PAPUA - Komite Nasional Papua Barat (KNPB) Wilayah Dogiyai menilai Kapolres Dogiyai sedang kriminalisasi KNPB seakan-akan KNPB adalah otaknya dibalik kerusuhan yang terjadi bermula kecelakaaan maut seorang Bocah berumur 5 tahun di kampung Ikebo, Dogiyai, 12 November 2022 kemarin.
Hal itu di sampaikan Ketua 1 KNPB Wilayah Dogiyai Yus Iyai kepada media ini melalui sambungan seluler, minggu 13/22.
"Kapolres Dogiyai mengudutkan KNPB seolah-olah memaksa warga melakukan perlawanan terhadap aparat gabungan Dan juga kepada pekerja jalan, padahal ricuh ini berawal dari Mobil perusahan menabrak seorang Bocah yang berumur 5 tahun," Tegas Yus.
Menurut Yus, Kapolres Dogiyai sedang kriminalisasi KNPB Dogiyai, menurutnya pernyataan Kapolres yang dimuat sebelumnya di beberapa media dinilai tidak benar Dan tidak berdasarkan data Dan fakta di lapangan.
"Kami secara organisasi KNPB Dogiyai mengklarifikasi berita dari bapak kapolres Dogiyai, dia sedang digiring kami sebagai dalangnya. Itu hoax, bahasa provokasi Dan sangat miring tidak sesuai dengan sikon yang terjadi kemarin," Jelasnya.

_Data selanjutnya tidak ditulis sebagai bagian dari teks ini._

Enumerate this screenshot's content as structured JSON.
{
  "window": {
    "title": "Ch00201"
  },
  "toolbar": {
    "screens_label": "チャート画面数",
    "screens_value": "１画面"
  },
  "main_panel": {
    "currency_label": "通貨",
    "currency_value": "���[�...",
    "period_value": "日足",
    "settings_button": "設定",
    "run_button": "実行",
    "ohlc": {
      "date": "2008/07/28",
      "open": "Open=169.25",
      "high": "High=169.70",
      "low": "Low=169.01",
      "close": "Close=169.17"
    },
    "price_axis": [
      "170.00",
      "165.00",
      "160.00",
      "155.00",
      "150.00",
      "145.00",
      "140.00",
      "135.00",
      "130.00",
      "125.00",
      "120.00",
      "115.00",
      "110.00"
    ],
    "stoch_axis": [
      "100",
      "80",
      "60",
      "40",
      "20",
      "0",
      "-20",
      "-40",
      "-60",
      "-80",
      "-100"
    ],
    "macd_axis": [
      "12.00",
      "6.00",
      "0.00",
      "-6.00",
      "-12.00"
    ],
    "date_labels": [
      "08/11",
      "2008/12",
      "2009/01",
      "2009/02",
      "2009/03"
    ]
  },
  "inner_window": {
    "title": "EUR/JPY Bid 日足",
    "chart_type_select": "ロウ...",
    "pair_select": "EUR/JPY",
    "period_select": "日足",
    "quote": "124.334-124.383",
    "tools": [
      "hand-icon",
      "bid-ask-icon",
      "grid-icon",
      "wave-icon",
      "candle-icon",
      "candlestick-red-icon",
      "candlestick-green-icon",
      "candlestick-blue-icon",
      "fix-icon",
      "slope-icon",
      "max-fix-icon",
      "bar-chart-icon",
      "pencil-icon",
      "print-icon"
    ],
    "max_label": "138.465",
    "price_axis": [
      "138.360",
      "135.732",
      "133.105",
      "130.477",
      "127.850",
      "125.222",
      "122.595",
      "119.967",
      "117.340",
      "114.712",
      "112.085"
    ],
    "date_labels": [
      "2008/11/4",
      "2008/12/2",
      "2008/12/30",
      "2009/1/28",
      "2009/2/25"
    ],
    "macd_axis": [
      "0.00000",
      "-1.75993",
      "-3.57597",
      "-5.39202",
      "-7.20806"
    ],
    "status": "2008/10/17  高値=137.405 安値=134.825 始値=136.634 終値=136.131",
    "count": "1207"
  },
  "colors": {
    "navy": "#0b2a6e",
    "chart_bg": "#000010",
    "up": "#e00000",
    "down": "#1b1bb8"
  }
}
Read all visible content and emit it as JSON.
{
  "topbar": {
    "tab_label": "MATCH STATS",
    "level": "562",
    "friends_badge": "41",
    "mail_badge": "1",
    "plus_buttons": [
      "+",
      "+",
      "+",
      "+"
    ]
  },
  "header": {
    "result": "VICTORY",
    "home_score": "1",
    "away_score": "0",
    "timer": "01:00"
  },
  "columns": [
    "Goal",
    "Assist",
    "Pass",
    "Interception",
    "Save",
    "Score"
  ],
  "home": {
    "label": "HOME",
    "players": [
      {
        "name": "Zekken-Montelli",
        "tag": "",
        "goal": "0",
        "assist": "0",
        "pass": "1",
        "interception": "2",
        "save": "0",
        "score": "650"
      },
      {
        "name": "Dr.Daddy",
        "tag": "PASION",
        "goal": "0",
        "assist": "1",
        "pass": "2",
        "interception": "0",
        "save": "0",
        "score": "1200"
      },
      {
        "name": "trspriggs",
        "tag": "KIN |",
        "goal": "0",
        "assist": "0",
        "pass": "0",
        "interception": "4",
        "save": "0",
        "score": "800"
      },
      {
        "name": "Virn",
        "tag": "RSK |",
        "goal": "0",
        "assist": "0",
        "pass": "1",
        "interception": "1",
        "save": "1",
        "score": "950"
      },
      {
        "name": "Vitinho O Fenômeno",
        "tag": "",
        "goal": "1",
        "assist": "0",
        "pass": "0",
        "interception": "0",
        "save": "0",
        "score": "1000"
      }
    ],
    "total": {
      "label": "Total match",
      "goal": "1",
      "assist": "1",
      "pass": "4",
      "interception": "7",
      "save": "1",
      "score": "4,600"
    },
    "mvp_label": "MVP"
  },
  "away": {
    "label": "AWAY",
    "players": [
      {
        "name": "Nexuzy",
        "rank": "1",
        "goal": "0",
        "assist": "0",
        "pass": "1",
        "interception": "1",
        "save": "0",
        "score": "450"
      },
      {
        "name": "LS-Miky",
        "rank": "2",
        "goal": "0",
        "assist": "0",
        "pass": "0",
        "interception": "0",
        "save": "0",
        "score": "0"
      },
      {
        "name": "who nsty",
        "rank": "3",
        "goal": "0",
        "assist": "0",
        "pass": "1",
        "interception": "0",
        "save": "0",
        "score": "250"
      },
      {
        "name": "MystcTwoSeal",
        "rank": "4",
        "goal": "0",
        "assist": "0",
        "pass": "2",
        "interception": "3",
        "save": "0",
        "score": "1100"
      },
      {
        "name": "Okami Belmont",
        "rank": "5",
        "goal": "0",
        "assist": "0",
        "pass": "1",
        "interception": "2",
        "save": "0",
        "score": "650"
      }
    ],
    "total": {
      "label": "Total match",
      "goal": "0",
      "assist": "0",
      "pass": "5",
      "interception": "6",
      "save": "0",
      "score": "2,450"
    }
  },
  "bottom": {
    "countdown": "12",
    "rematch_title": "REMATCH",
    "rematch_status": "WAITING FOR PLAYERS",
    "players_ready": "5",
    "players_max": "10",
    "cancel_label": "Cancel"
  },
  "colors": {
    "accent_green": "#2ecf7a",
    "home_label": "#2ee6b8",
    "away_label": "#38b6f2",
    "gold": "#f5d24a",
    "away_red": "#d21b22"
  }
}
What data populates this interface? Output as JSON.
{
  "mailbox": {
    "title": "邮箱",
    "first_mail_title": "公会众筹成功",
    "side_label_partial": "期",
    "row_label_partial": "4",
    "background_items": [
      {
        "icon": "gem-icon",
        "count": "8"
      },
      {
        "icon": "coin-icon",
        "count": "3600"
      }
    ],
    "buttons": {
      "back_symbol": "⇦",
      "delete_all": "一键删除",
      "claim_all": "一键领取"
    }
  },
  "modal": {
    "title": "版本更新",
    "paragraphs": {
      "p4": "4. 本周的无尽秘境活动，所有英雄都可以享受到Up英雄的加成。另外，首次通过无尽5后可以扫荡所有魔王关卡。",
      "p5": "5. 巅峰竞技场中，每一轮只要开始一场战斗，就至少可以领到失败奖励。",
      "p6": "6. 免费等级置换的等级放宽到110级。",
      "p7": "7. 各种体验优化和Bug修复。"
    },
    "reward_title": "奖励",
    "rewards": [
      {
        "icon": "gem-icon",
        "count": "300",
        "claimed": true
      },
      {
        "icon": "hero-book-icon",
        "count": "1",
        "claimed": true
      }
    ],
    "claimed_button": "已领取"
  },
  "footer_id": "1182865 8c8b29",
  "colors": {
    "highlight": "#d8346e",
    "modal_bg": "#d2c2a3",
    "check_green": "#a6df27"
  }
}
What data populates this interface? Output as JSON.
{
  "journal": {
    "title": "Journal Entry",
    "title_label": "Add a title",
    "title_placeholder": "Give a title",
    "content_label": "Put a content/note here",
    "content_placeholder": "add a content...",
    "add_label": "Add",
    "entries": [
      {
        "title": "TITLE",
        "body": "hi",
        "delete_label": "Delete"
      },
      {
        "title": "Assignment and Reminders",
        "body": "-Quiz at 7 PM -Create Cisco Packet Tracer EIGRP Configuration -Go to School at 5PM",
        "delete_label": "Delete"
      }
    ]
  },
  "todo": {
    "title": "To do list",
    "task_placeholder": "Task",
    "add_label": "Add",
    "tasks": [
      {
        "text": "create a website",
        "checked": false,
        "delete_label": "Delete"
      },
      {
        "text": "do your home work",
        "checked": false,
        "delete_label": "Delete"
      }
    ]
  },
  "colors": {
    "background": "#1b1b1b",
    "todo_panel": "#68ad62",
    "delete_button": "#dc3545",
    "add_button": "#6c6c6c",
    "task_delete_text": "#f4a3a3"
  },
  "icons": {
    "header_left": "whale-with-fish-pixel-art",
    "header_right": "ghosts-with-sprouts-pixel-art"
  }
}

Lanjut dia, "Kami melihat sendiri termasuk pihak keamanan sudah tahu, bagimana Awal terjadinya kericuhan ini, semua tahu, ricuh berawal dari sopir truk menabrak seorang Bocah berumur 5 tahun di kampung ikebo. Saat itu warga Dogiyai lagi main bola antar Paroki di Tokapo, Kampung Mauwa. Ketika warga sipil mendengar isu bahwa ketabrakan maut, warga yang sedang mengadakan pertandingan antar paroki di lapangan bola disamping kediaman bupati Dogiyai langsung mendatangi di TKP, dan karena korbannya tidak tertolong (mati tempat) warga pun emosi dan sebagai bentuk protes warga melakukan perlawanan terhadap pelaku (Sopir truck).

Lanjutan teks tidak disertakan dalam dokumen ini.